In einer Polonaise werden die Gäste in die verdunkelte Gaststube geleitet. Foto: Promo

Im Januar gastiert das Dunkelrestaurant im Waldhotel in Degerloch. Die Gäste bekommen an den drei Abenden Einblick in eine bis dato unbekannte Welt. Es gibt noch Karten für die Veranstaltungen auf der Waldau.

Degerloch - Die papierene Version der Ankündigung hat Hubbel. Sie ist in Braille, der Blindenschrift, ins Papier gestanzt. Wer diese versteht, kann ertasten, dass das Waldhotel Degerloch im Januar zu einer besonderen Veranstaltung lädt: zum Abendessen im Stockfinsteren. Alle, die Braille nicht entziffern können, finden die Informationen natürlich trotzdem. Der Verein Aus:sicht hat sie für Sehende zusätzlich in Normalbuchstaben aufgedruckt.

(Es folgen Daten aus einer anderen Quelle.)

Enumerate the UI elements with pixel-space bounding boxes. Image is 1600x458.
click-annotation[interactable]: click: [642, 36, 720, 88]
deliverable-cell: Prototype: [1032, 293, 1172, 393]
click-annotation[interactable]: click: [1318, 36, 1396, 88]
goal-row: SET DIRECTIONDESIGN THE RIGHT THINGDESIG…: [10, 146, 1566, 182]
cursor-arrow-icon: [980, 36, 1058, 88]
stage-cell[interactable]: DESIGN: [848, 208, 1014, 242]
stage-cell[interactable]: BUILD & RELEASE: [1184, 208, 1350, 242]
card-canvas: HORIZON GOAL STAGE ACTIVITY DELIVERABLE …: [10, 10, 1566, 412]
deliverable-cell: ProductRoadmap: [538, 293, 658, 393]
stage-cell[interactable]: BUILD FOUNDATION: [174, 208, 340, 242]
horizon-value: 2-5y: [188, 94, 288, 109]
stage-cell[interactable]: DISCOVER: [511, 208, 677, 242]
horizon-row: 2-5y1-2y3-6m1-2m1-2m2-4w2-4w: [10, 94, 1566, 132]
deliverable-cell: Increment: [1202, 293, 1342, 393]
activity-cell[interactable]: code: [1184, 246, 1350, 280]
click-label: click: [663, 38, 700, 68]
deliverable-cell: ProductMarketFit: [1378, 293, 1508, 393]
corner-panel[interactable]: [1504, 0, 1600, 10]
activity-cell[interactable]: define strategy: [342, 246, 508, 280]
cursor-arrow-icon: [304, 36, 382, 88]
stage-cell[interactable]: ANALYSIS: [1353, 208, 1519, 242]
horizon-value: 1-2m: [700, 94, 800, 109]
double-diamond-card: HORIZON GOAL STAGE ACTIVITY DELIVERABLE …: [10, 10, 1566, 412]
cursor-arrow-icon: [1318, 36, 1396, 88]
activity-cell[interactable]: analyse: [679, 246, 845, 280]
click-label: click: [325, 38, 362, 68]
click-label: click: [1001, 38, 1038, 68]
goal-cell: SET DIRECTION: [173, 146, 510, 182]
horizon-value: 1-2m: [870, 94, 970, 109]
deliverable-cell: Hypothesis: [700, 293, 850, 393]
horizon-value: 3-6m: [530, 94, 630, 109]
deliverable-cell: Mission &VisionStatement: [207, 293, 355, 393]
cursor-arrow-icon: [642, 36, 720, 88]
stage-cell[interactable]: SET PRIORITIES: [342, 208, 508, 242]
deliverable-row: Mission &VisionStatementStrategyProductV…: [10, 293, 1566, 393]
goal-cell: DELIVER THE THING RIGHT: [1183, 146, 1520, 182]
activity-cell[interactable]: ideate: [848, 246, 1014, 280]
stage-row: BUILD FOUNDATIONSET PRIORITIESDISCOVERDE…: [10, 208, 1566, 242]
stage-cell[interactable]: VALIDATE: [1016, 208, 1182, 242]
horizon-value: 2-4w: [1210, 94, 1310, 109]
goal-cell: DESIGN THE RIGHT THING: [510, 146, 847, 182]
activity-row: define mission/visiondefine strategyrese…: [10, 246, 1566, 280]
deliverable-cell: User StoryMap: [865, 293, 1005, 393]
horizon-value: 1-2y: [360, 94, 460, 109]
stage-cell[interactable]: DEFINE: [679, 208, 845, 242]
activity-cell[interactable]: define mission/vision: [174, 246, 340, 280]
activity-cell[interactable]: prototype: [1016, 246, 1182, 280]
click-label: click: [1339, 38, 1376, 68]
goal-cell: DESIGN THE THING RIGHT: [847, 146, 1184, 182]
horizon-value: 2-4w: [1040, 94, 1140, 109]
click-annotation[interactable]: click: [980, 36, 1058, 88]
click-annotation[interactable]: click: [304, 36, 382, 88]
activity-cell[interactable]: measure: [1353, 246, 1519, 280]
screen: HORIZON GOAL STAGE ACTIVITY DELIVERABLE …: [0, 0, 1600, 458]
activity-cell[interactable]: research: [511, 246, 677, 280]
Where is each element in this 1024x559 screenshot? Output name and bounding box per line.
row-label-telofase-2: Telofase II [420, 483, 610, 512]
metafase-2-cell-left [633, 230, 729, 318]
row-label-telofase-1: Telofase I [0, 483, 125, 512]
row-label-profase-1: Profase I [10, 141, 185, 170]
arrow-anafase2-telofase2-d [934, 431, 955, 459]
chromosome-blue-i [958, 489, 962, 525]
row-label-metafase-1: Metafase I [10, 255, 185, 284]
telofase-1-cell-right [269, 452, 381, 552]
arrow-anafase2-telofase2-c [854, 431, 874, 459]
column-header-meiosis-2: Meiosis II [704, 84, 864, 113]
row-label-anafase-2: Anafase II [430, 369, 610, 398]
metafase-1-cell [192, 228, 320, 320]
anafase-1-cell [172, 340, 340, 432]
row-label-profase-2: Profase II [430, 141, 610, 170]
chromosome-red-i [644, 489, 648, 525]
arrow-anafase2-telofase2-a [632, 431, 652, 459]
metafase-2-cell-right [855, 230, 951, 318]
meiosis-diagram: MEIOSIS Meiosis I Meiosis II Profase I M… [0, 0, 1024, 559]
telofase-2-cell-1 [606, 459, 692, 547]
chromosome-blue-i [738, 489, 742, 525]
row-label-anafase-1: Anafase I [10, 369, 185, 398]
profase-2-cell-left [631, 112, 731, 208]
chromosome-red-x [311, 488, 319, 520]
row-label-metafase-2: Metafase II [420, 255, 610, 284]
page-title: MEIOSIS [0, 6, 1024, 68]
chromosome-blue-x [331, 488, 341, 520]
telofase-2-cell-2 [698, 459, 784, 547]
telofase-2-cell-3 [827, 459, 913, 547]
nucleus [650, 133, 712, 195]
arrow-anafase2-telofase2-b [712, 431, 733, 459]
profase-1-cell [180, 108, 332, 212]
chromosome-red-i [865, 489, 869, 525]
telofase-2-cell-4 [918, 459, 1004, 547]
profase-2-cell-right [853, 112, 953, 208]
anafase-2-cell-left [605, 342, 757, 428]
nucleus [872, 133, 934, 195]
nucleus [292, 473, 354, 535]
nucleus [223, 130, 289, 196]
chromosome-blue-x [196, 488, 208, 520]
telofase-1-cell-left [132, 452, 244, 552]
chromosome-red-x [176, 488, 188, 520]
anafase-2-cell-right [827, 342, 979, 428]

Seit einem Jahrzehnt gibt es die Dinner im Dunkeln

Aus:sicht richtet seit mittlerweile zehn Jahren Dinner im Dunkeln aus. Wenn die Gäste nach knapp vier Stunden satt sind, sind sie bestimmt auch um eine Erfahrung reicher: Sehende dürften dann ein Gefühl dafür bekommen haben, wie es wäre, blind zu sein. Sie haben sich beispielsweise notgedrungen Tricks angeeignet, wie sie ihr Weinglas füllen, ohne dass die Hälfte danebengeht, und sie haben Lauch vielleicht nicht als Lauch erkannt. Weil sie ihn nur geschmeckt, aber nicht gesehen haben.

In der Regel gibt es die Abendessen im Finstern im Restaurant Rosenau im Stuttgarter Westen sowie im Ristorante Reichsstadt in Esslingen. Das sind die festen Kooperationspartner von Aus:sicht. Ab und zu sucht sich der Verein auch eine andere Lokalität, der Abwechslung zuliebe. Wie nun für Januar das Waldhotel in Degerloch. Vergangenes Jahr hat die Belegschaft des Gästehauses am Guts-Muths-Weg ihre Weihnachtsfeier im Dunkelrestaurant verbracht. So kam die Zusammenarbeit zustande. Drei Termine für ein Drei-Gang-Menü sind zunächst auf der Waldau geplant, ob es mehr werden, kann weder das Waldhotel noch Barbara Antonin zu sagen.

Jobs für Blinde und Sehbehinderte

Antonin ist im Vorstand von Aus:sicht. Der Verein will nicht nur Sehenden einen Abend lang Einblick in eine bis dato wohl unbekannte Welt gewähren. Das Dunkelrestaurant bietet Blinden und Sehbehinderten zudem einen Job. „Das sind Leute, die es schwer haben auf dem normalen Arbeitsmarkt“, sagt Antonin. Während die Köche der jeweiligen Lokalität sehen, sind die Bedienungen blind. Das sei ein wichtiger Teil des Konzepts.

Die Konkurrenz handhabe das oft anders, sagt Antonin. Weil die Nachfrage nach zappendusteren Esserlebnissen wächst, sprießen auch Anbieter aus dem Boden, die einem ein Dinner im Dunkeln anbieten, die aber weder blind seien noch damit Blinde unterstützen würden, wie sie berichtet. Das Servicepersonal wäre dann mit Nachtsichtgeräten ausgestattet, um das bestellte Bier nicht am falschen Tisch abzustellen. „Das ist reiner Kommerz“, sagt Antonin.

Kein helles Fleckchen ist mehr zu erspähen

Die drei Termine im Waldhotel Degerloch bereitet das Team um Barbara Antonin bereits am Vorabend des 15. Januars vor. „Der größte Aufwand ist, es wirklich so dunkel zu kriegen“, sagt die Vereinsvorsitzende. Auch mit größter Mühe wird es keinem der Gäste gelingen, auch nur ein helles Fleckchen zu erspähen. Wie das funktioniert, bleibt ein Geheimnis. Ebenso die Zahl der Mitspeisenden und die Größe des Raums. Das soll jeder selbst abschätzen.

Am 15., 16. und 17. Januar verwandelt sich ein Raum im Waldhotel, Guts-Muths-Weg 18, in ein Dunkelrestaurant. Noch sind Karten zu haben. Sie kosten 69 Euro pro Person und sind unter www.aus-sicht.de buchbar.